- To oversimplify or over generalize is underfitting or error due to bias
- To overcomplicate or over specify is overfitting or error due to variance
- It’s unlikely our models will be perfect. Expect them to overfit or underfit. Which should you aim for?
- Think of it like a pair of pants: You can’t salvage underfit pants, but you can put a belt on overfit ones.
- Err on the side of overfitting and correct with strategies like these:
- The error on the training data set will decrease with every epoch
- You can think of this as the model strictly memorizing that data at the cost of being able to generalize learning.
- Eventually, the test set errors will start to increase
- Use a training and testing data set.
- Model teaches itself using training set.
- After each epoch, it predicts test set.
- If test set error increases, stop training
- Overfitted models are harder to perform gradient descent on because derivatives tend towards extremely low or extremely high.
- How do we prevent?
- Add a term to error function that is big when weights are big, in essence to punish overfitted weights
- That extra term can be summing the squares or absolute values of the weights.
- Using sum of absolute value of weights to ‘penalize’ large coefficients
- Sparse vectors - small weights tend towards 0
- Good for reducing weights
- Can help with feature selection by highlighting important features and pushing others to 0s
- Using sum of squares of weights
- Preserves all weights
- Produces better results for training
- Large weights can lead to one part of a network dominating the others.
- Can compensate by randomly turning off nodes in each epoch.
- Accomplished by passing a parameter that is the probability each node will be ignored
- Gradient descent can get trapped in valleys.
- Solve with random restarts. Sufficiently increases chances that best minimum will be found.
- Using momentum can save gradient descent from getting stuck in a local minimum.
- Take average of previous steps to ‘push past’ valleys.

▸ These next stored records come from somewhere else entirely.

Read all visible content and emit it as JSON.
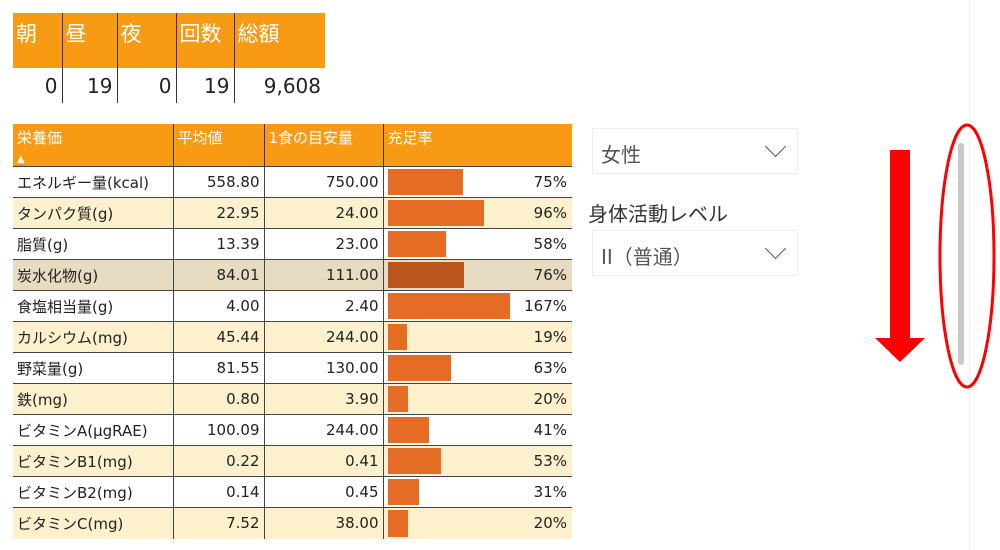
{
  "summary": {
    "headers": [
      "朝",
      "昼",
      "夜",
      "回数",
      "総額"
    ],
    "values": [
      "0",
      "19",
      "0",
      "19",
      "9,608"
    ]
  },
  "nutrition": {
    "headers": [
      "栄養価",
      "平均値",
      "1食の目安量",
      "充足率"
    ],
    "sort_indicator": "▲",
    "rows": [
      {
        "name": "エネルギー量(kcal)",
        "avg": "558.80",
        "target": "750.00",
        "rate": "75%",
        "rate_value": 75
      },
      {
        "name": "タンパク質(g)",
        "avg": "22.95",
        "target": "24.00",
        "rate": "96%",
        "rate_value": 96
      },
      {
        "name": "脂質(g)",
        "avg": "13.39",
        "target": "23.00",
        "rate": "58%",
        "rate_value": 58
      },
      {
        "name": "炭水化物(g)",
        "avg": "84.01",
        "target": "111.00",
        "rate": "76%",
        "rate_value": 76
      },
      {
        "name": "食塩相当量(g)",
        "avg": "4.00",
        "target": "2.40",
        "rate": "167%",
        "rate_value": 167
      },
      {
        "name": "カルシウム(mg)",
        "avg": "45.44",
        "target": "244.00",
        "rate": "19%",
        "rate_value": 19
      },
      {
        "name": "野菜量(g)",
        "avg": "81.55",
        "target": "130.00",
        "rate": "63%",
        "rate_value": 63
      },
      {
        "name": "鉄(mg)",
        "avg": "0.80",
        "target": "3.90",
        "rate": "20%",
        "rate_value": 20
      },
      {
        "name": "ビタミンA(μgRAE)",
        "avg": "100.09",
        "target": "244.00",
        "rate": "41%",
        "rate_value": 41
      },
      {
        "name": "ビタミンB1(mg)",
        "avg": "0.22",
        "target": "0.41",
        "rate": "53%",
        "rate_value": 53
      },
      {
        "name": "ビタミンB2(mg)",
        "avg": "0.14",
        "target": "0.45",
        "rate": "31%",
        "rate_value": 31
      },
      {
        "name": "ビタミンC(mg)",
        "avg": "7.52",
        "target": "38.00",
        "rate": "20%",
        "rate_value": 20
      }
    ]
  },
  "filters": {
    "gender": "女性",
    "activity_label": "身体活動レベル",
    "activity": "II（普通）"
  },
  "colors": {
    "header": "#f99a14",
    "bar": "#e46c25",
    "annotation": "#ff0000"
  }
}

- Average might result in too large of steps.
- Use $\beta$ or momentum
- $\beta = 1 + step(n - 1) + step(n-2)^2 + step(n-3)^3 …$
- In a sigmoid function, the curve gets flatter the further it goes to left or right.
- This means the derivative at the extremes can be close to 0.
- Leads to error being minimized on each epoch by an insufficient, miniscule degree
- Fix by changing activation function to one that protects from extremely small derivatives. Some are:
- hyperbolic tangent function
- Creates curve b/t 1 and -1
- Rectified linear unit AKA ReLU
- Positive? Return same value.
- Negative? Return 0.
Batch v Stochastic Gradient Descent
- Each gradient descent step = 1 epoch
- Batch gradient descent = running all data through neural net
- Stochastic gradient descent = use a sample of data
- Less precise
- Instead of using random samples, break entire dataset into manageable batches to ensure entire set is used to train model.
Learning rate decay
- Learning rate too big? Quick progress, but steps are too large and minimum might be missed.
- Small learning rate? Slow model that will find the minimum.
- If model isn’t working, decrease learning rate.
- Best learning rates decrease as minimum is approached.